El eje central de los proyectos es claro: evitar que el Poder Ejecutivo comprometa al país en una escalada internacional sin el aval del Congreso y reafirmar una postura histórica de neutralidad, basada en principios de paz, no intervención y resolución pacífica de controversias.
El planteo legislativo surge en un contexto de fuerte deterioro diplomático entre Buenos Aires y Teherán. La crisis se profundizó luego de que el Gobierno argentino decidiera declarar a la Guardia Revolucionaria iraní como organización terrorista y expulsar al encargado de negocios de la embajada iraní, Mohsen Soltani Tehrani.
La respuesta del régimen iraní fue inmediata y contundente: calificó la medida como “ilegal e injustificada” y acusó tanto al presidente como al canciller argentino de alinearse con intereses extranjeros “del lado equivocado de la historia”.
Este escenario se inscribe en una estrategia más amplia de alineamiento con Estados Unidos e Israel en el conflicto de Medio Oriente, una decisión que desde la oposición consideran riesgosa para los intereses nacionales.
El proyecto de Valdés y el límite institucional
La iniciativa presentada por Valdés pone el foco en el rol del Congreso como garante institucional. El texto recuerda que, según la Constitución Nacional, es el Poder Legislativo quien tiene la facultad exclusiva de declarar la guerra, hacer la paz y autorizar la salida de tropas al exterior.
En ese sentido, el proyecto exige que el Gobierno se abstenga de cualquier movimiento militar o compromiso internacional sin autorización parlamentaria previa. Además, advierte que las definiciones del Ejecutivo dejan de ser meramente discursivas cuando pueden traducirse en acciones concretas en el plano militar.
El diputado también cuestiona lo que considera un quiebre con la tradición diplomática argentina, históricamente ligada al multilateralismo y al derecho internacional.

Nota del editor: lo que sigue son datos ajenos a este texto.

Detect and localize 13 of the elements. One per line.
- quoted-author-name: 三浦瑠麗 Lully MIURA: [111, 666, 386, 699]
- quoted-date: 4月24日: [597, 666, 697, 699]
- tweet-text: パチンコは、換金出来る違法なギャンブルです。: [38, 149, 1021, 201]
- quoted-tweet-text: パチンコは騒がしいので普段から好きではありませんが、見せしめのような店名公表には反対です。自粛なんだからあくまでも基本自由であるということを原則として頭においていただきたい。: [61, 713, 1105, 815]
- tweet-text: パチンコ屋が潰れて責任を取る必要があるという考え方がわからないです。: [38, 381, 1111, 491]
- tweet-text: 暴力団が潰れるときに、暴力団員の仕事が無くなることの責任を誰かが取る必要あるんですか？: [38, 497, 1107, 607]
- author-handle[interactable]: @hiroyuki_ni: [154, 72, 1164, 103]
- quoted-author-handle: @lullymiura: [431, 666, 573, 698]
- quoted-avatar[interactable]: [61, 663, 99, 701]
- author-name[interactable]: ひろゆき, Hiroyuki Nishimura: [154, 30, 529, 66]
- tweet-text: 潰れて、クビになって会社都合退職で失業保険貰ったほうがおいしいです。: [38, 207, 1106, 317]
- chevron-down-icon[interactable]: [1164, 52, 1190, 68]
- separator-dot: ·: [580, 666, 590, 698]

Marino refuerza la ofensiva con un proyecto de neutralidad
En paralelo, Juan Marino presentó un proyecto de resolución acompañado por 23 legisladores de su bloque para declarar formalmente la neutralidad de Argentina frente al conflicto entre Estados Unidos, Israel e Irán.
La iniciativa establece que el país no es parte beligerante y reafirma su vocación de paz, en línea con la Constitución Nacional, la Carta de las Naciones Unidas y la proclamación de América Latina y el Caribe como zona de paz definida por la CELAC.
Además, el proyecto desautoriza expresamente las declaraciones y acciones del Poder Ejecutivo que alinearon al país con una de las partes, al considerar que fueron realizadas sin aval del Congreso.
El texto impulsado por Marino va más allá y solicita al Gobierno abstenerse de cualquier tipo de colaboración militar, logística o de inteligencia en el conflicto. También exige el envío al Congreso de información detallada sobre acuerdos internacionales recientes, incluyendo los firmados en la Conferencia Anticárteles de las Américas.
Entre los antecedentes cuestionados, se mencionan declaraciones oficiales, intervenciones del presidente en ámbitos internacionales y manifestaciones de funcionarios sobre la posibilidad de asistencia militar.